Merkez Bankamız ile BAE Merkez Bankası arasında ulusal para birimleri (BAE dirhemi ve TL) üzerinden imzalanan ikili para takası anlaşması dış ticaretin gelişimi açısından önemlidir. Merkez Bankası Başkanı Kavcıoğlu'nun da dile getirdiği gibi, bu anlaşma yerel para birimleri ile karşılıklı ticaretin güçlendirilmesine katkı yapacaktır. Dış ticaret yaptığımız ülkeler ile yerel para birimleri ile iktisadi ve mali ilişkilerin geliştirilmesi kur şoklarının etkilerinin hafifletilmesi açısından anlamlıdır.

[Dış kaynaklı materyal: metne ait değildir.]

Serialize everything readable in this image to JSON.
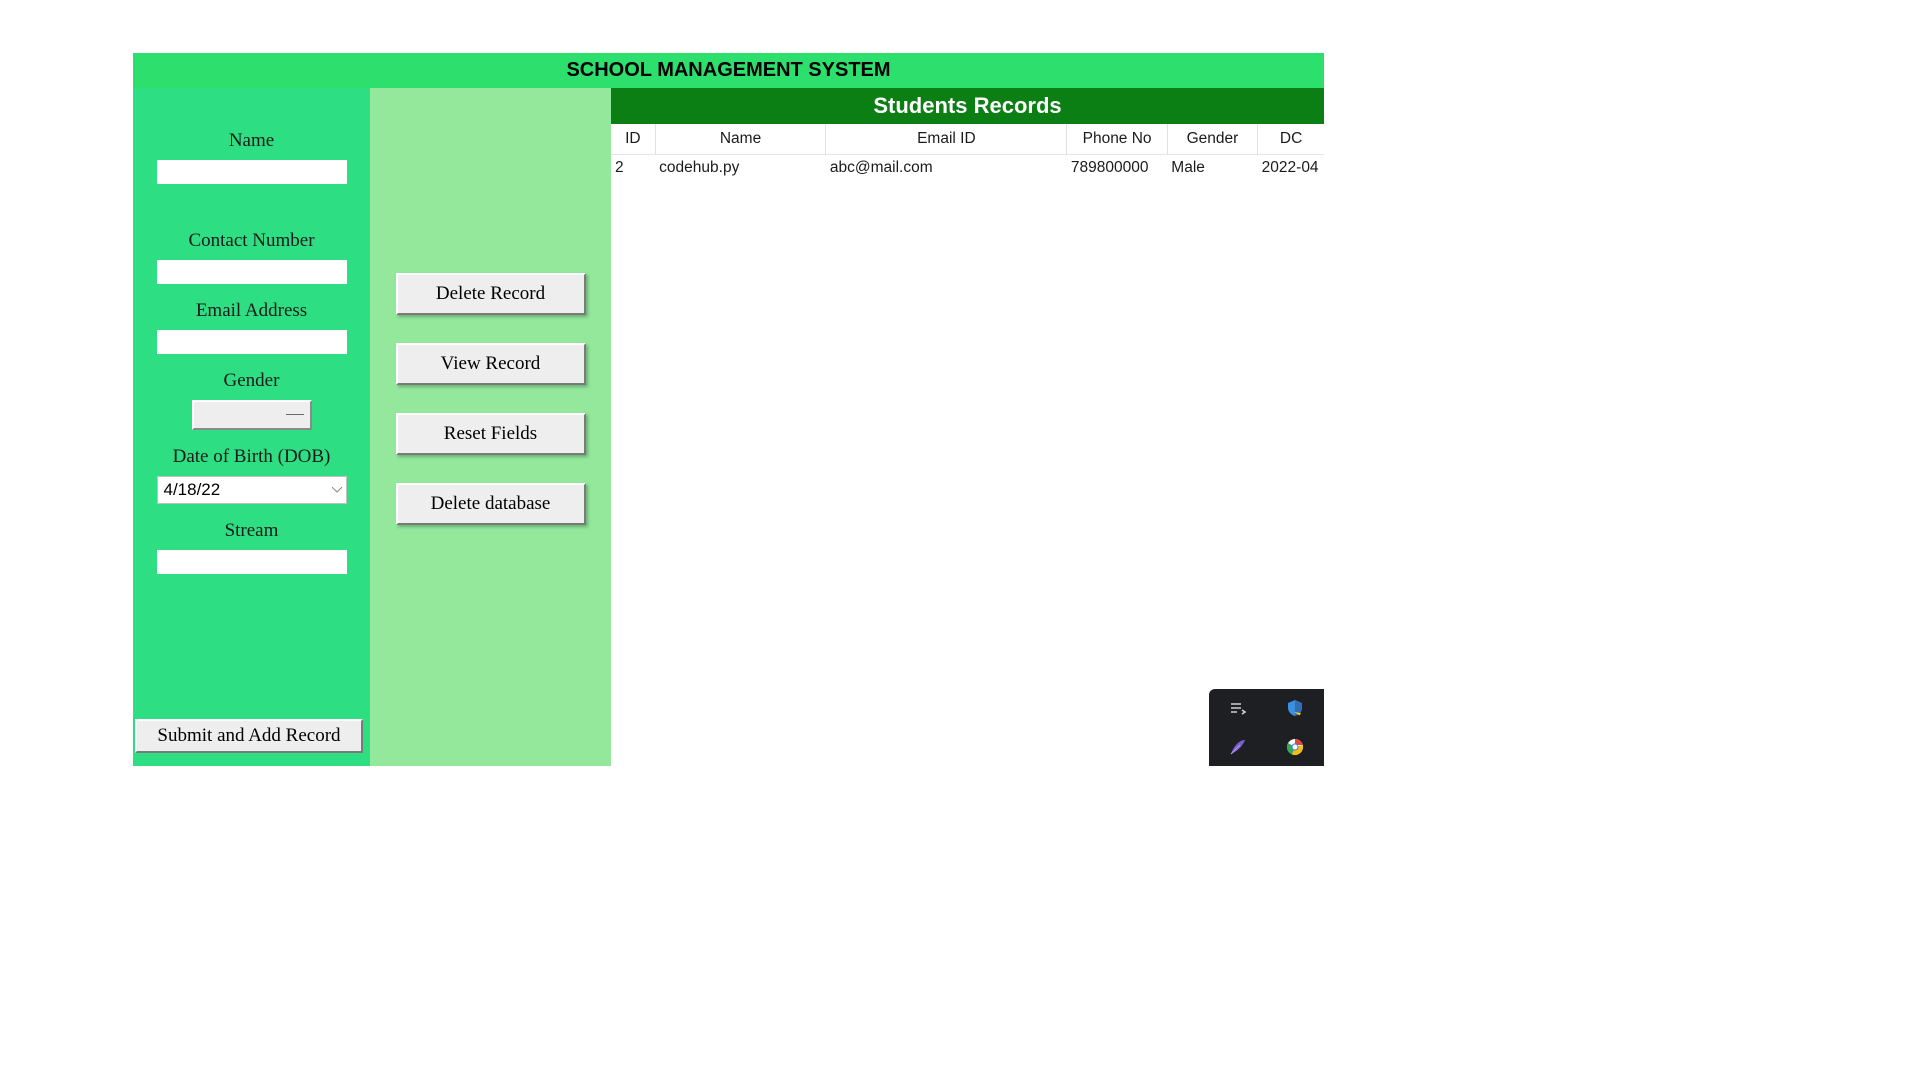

Kalıcı gerginlik mümkün değil

Sonuç olarak önemle vurgulamak gerekir ki hiçbir ülke ile ilişkilerimizin kalıcı bir şekilde gergin olmasına izin vermemeliyiz. Zaman zaman ülkeler arası, bölgesel hatta küresel sorunlar ortaya çıkabilir. Gergin ortamları yönetmek ve normalleşme eğilimlerini sürdürülebilir kılarak uzun vadeli sağlam ilişkiler tesis etmek dış politikalarını başarılı bir şekilde yürüten ülkelerin özelliğidir.

Ülkeler arası ilişkileri yönetirken bölgesel ve küresel gelişmeleri doğru okumak gerekir. Uluslararası ilişkileri yönetmede ülke uzmanlarına şiddetle ihtiyaç duyulmaktadır. Devletin ilgili kurumlarında değerli ve yetkin ülke uzmanları başarıyla görev yapmaktadırlar. Ancak bu konuda üniversitelere de ciddi sorumluluklar düşmektedir. Ülkemizin önde gelen üniversiteleri güçlü bilgi birikimine sahip ülke uzmanları yetiştirmelidir. Üniversitelerin sorumluluğu sadece lisansüstü düzeyde farklı ülkeleri inceleyen tezleri desteklemekle sınırlı olmamalıdır. Ülke uzmanlarının bilgi birikimini geliştirecek her türlü bilimsel çalışma ve projeler desteklenmelidir. Kurumlar arası işbirliği yapılarak ülkelere ilişkin güncel gelişmeler takip edilmeli ve makul stratejiler geliştirilmelidir. Hükümetler uluslararası ilişkilere ilişkin kısa, orta ve uzun vadeli politikalar belirlerken üniversitelerdeki yetkin ülke uzmanlarının rolü güçlendirilmelidir. Politika belirleme süreçlerinde siyasi tecrübe kadar bilimsel temellere dayalı stratejiler de önemlidir. Sürdürülebilir ilişkiler bölgesel, küresel ve daha da önemlisi ülke bazındaki gerçekçi analizler ile tesis edilebilir.